Oneness of the community

By 
  • April 2, 2015

Second Sunday of Easter (Year B) April 12 (Acts 4:32-35; Psalm 118; 1 John 5:1-6; John 20:19-31)

What was the secret of the first generation of Christian believers? Why were they able to withstand persecution and thrive?

The reading from Acts lets us in on their secret: it was their unity of minds and hearts and open-handed sharing of all that they had. There was no needy person among them and they renounced the right to say “it’s mine” because they had received a far greater treasure.

With the death of inequality, fear and competition, the Spirit was free to roam throughout the Christian community, inspiring and uplifting everyone. The power and grace flowing through the community was palpable, giving them boldness to witness to the Lord Jesus.

This should shed light on what ails modern societies and even church communities. Plain and simple, it is our worship of the individual minus a sense of responsibility and interdependence towards others.

The early Christians experienced the oneness of the community in the Eucharist, communal prayer and their shared common life.

The trust level was very high, and they were willing and able to be vulnerable before one another. Elsewhere in Acts we are informed that they ate their communal meals with “glad and grateful hearts.” In other words, they lived by the refrain from the Psalm: “Give thanks to the Lord, for He is good; His steadfast love endures forever.”

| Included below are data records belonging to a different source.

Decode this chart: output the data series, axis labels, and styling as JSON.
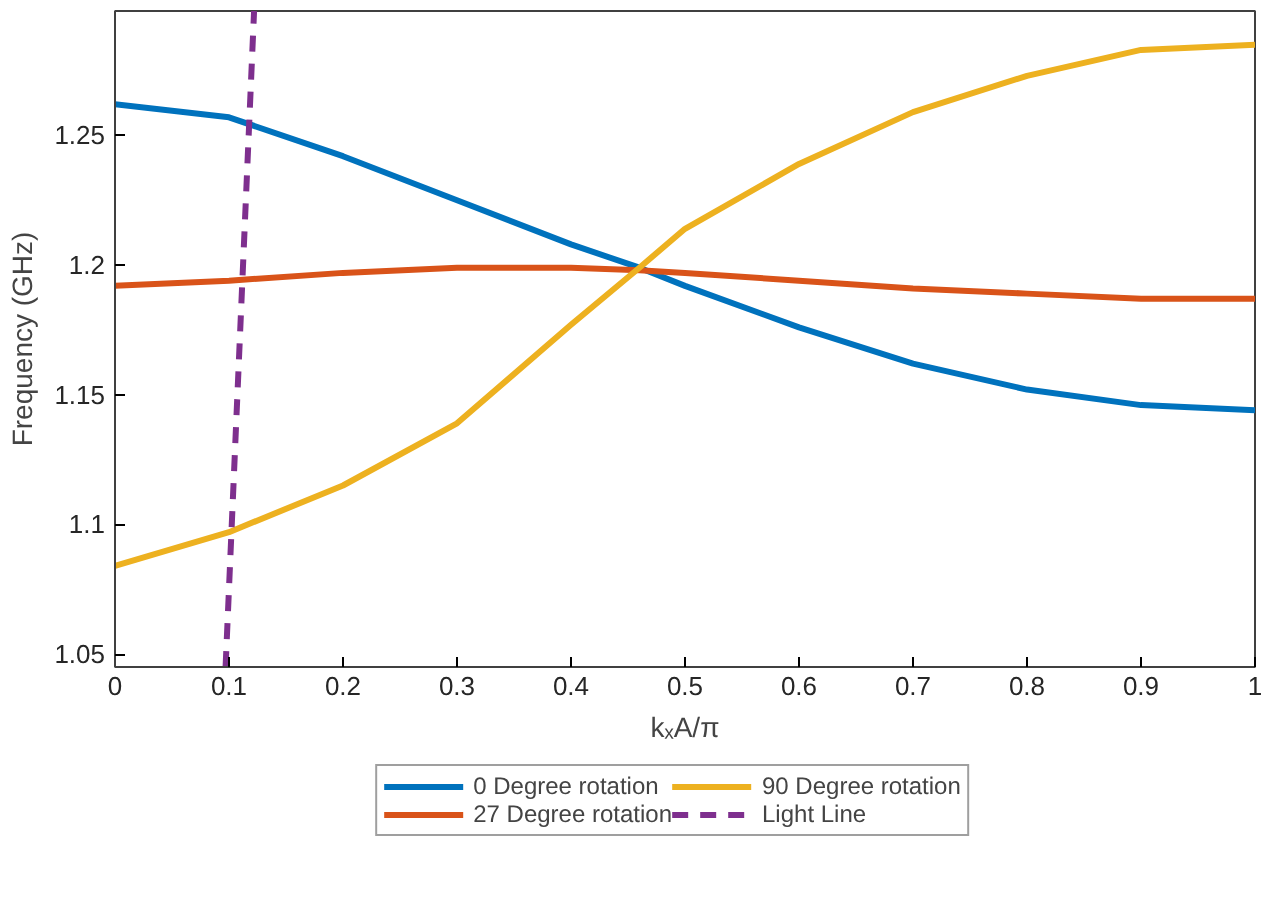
{
  "chart_data": {
    "type": "line",
    "xlabel": "kₓA/π",
    "ylabel": "Frequency (GHz)",
    "xlim": [
      0,
      1
    ],
    "ylim": [
      1.045,
      1.298
    ],
    "xticks": [
      0,
      0.1,
      0.2,
      0.3,
      0.4,
      0.5,
      0.6,
      0.7,
      0.8,
      0.9,
      1
    ],
    "yticks": [
      1.05,
      1.1,
      1.15,
      1.2,
      1.25
    ],
    "grid": false,
    "legend": "bottom",
    "marker": "none",
    "x": [
      0,
      0.1,
      0.2,
      0.3,
      0.4,
      0.46,
      0.5,
      0.6,
      0.7,
      0.8,
      0.9,
      1
    ],
    "series": [
      {
        "name": "0 Degree rotation",
        "color": "#0072bd",
        "line_style": "solid",
        "values": [
          1.262,
          1.257,
          1.242,
          1.225,
          1.208,
          1.199,
          1.192,
          1.176,
          1.162,
          1.152,
          1.146,
          1.144
        ]
      },
      {
        "name": "27 Degree rotation",
        "color": "#d95319",
        "line_style": "solid",
        "values": [
          1.192,
          1.194,
          1.197,
          1.199,
          1.199,
          1.198,
          1.197,
          1.194,
          1.191,
          1.189,
          1.187,
          1.187
        ]
      },
      {
        "name": "90 Degree rotation",
        "color": "#edb120",
        "line_style": "solid",
        "values": [
          1.084,
          1.097,
          1.115,
          1.139,
          1.177,
          1.199,
          1.214,
          1.239,
          1.259,
          1.273,
          1.283,
          1.285
        ]
      },
      {
        "name": "Light Line",
        "color": "#7e2f8e",
        "line_style": "dashed",
        "x": [
          0.097,
          0.122
        ],
        "values": [
          1.045,
          1.298
        ]
      }
    ]
  }
}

Gratitude is a quality in short supply in our own time. It does not harmonize well with possessiveness, negativity, fear, a sense of entitlement, consumerism or greed. The spiritual health of any community can be read immediately by the manner in which the weak, marginalized or poor are treated, as well as the degree of gratitude that is evident. The shared life portrayed in Acts of the Apostles is not a historical curiosity, but the essential elements of any healthy and humane society or group.

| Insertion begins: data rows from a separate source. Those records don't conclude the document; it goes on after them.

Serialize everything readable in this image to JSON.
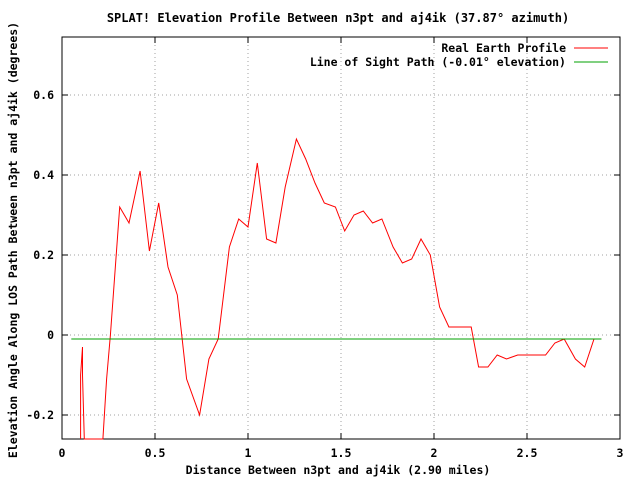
{
  "chart_data": {
    "type": "line",
    "title": "SPLAT! Elevation Profile Between n3pt and aj4ik (37.87° azimuth)",
    "xlabel": "Distance Between n3pt and aj4ik (2.90 miles)",
    "ylabel": "Elevation Angle Along LOS Path Between n3pt and aj4ik (degrees)",
    "xlim": [
      0,
      3
    ],
    "ylim": [
      -0.26,
      0.745
    ],
    "x_ticks": [
      0,
      0.5,
      1,
      1.5,
      2,
      2.5,
      3
    ],
    "x_tick_labels": [
      "0",
      "0.5",
      "1",
      "1.5",
      "2",
      "2.5",
      "3"
    ],
    "y_ticks": [
      -0.2,
      0,
      0.2,
      0.4,
      0.6
    ],
    "y_tick_labels": [
      "-0.2",
      "0",
      "0.2",
      "0.4",
      "0.6"
    ],
    "grid": true,
    "legend_position": "top-right",
    "series": [
      {
        "name": "Real Earth Profile",
        "color": "#ff0000",
        "x": [
          0.1,
          0.1,
          0.11,
          0.11,
          0.12,
          0.12,
          0.22,
          0.22,
          0.24,
          0.26,
          0.31,
          0.36,
          0.42,
          0.47,
          0.52,
          0.57,
          0.62,
          0.67,
          0.74,
          0.79,
          0.84,
          0.9,
          0.95,
          1.0,
          1.05,
          1.1,
          1.15,
          1.2,
          1.26,
          1.31,
          1.36,
          1.41,
          1.47,
          1.52,
          1.57,
          1.62,
          1.67,
          1.72,
          1.78,
          1.83,
          1.88,
          1.93,
          1.98,
          2.03,
          2.08,
          2.13,
          2.2,
          2.24,
          2.29,
          2.34,
          2.39,
          2.45,
          2.5,
          2.55,
          2.6,
          2.65,
          2.7,
          2.76,
          2.81,
          2.86,
          2.9
        ],
        "values": [
          -0.26,
          -0.1,
          -0.03,
          -0.1,
          -0.26,
          -0.26,
          -0.26,
          -0.26,
          -0.11,
          0.0,
          0.32,
          0.28,
          0.41,
          0.21,
          0.33,
          0.17,
          0.1,
          -0.11,
          -0.2,
          -0.06,
          -0.01,
          0.22,
          0.29,
          0.27,
          0.43,
          0.24,
          0.23,
          0.37,
          0.49,
          0.44,
          0.38,
          0.33,
          0.32,
          0.26,
          0.3,
          0.31,
          0.28,
          0.29,
          0.22,
          0.18,
          0.19,
          0.24,
          0.2,
          0.07,
          0.02,
          0.02,
          0.02,
          -0.08,
          -0.08,
          -0.05,
          -0.06,
          -0.05,
          -0.05,
          -0.05,
          -0.05,
          -0.02,
          -0.01,
          -0.06,
          -0.08,
          -0.01,
          -0.01
        ]
      },
      {
        "name": "Line of Sight Path (-0.01° elevation)",
        "color": "#00a000",
        "x": [
          0.05,
          2.9
        ],
        "values": [
          -0.01,
          -0.01
        ]
      }
    ]
  }
}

What does loving God and obeying God’s commandments mean? In the Gospel of John and the Letters that accompany it, it is clear: loving one another, even to the point of laying down one’s life. Together with firm belief in Jesus, who manifested divine love perfectly, it is possible for us to overcome the world. The world has a strong hold on people, for it represents conflict, aggressiveness, fear and competition.

The early Christian communities struggled hard to “unlearn” the ways of the world and learn the ways of God. Unfortunately, these lessons have so often slipped away and been replaced by worldly values sprinkled with religious language and symbolism.
Thomas would fit well in our own culture: he wanted empirical proof that Jesus was alive. Many trees are cut down to write books seeking to prove or disprove the existence of God or the divinity of Jesus. In a sense, both are a waste — these things are not subject to rational proofs. God must be experienced, and Jesus must be encountered, for either one to be a vibrant or significant force in our lives. Faith is not merely an intellectual assent to timeless truths, but an opening of the heart and mind to the power and love of God. When Jesus chided Thomas for his insistence on proof, He praised those of later generations who would come to faith in this manner.   

Jesus offered His followers peace — wholeness — with God, themselves, and with one another. As He breathed into them the empowering Spirit, Jesus charged them with the same ministry that the Father had given Him — to reveal God to a world that did not really know God. He maintained that to encounter Him was to encounter the Father. In a similar manner, when others encounter us they should have at least hints of the love and light of God.

John’s community was a communion of equals and a school of the love and service that is the distinguishing mark of a disciple of Jesus. A religious community that fails in this fails in its essential mission, and when God remains completely hidden in our daily encounters with others we fail in ours.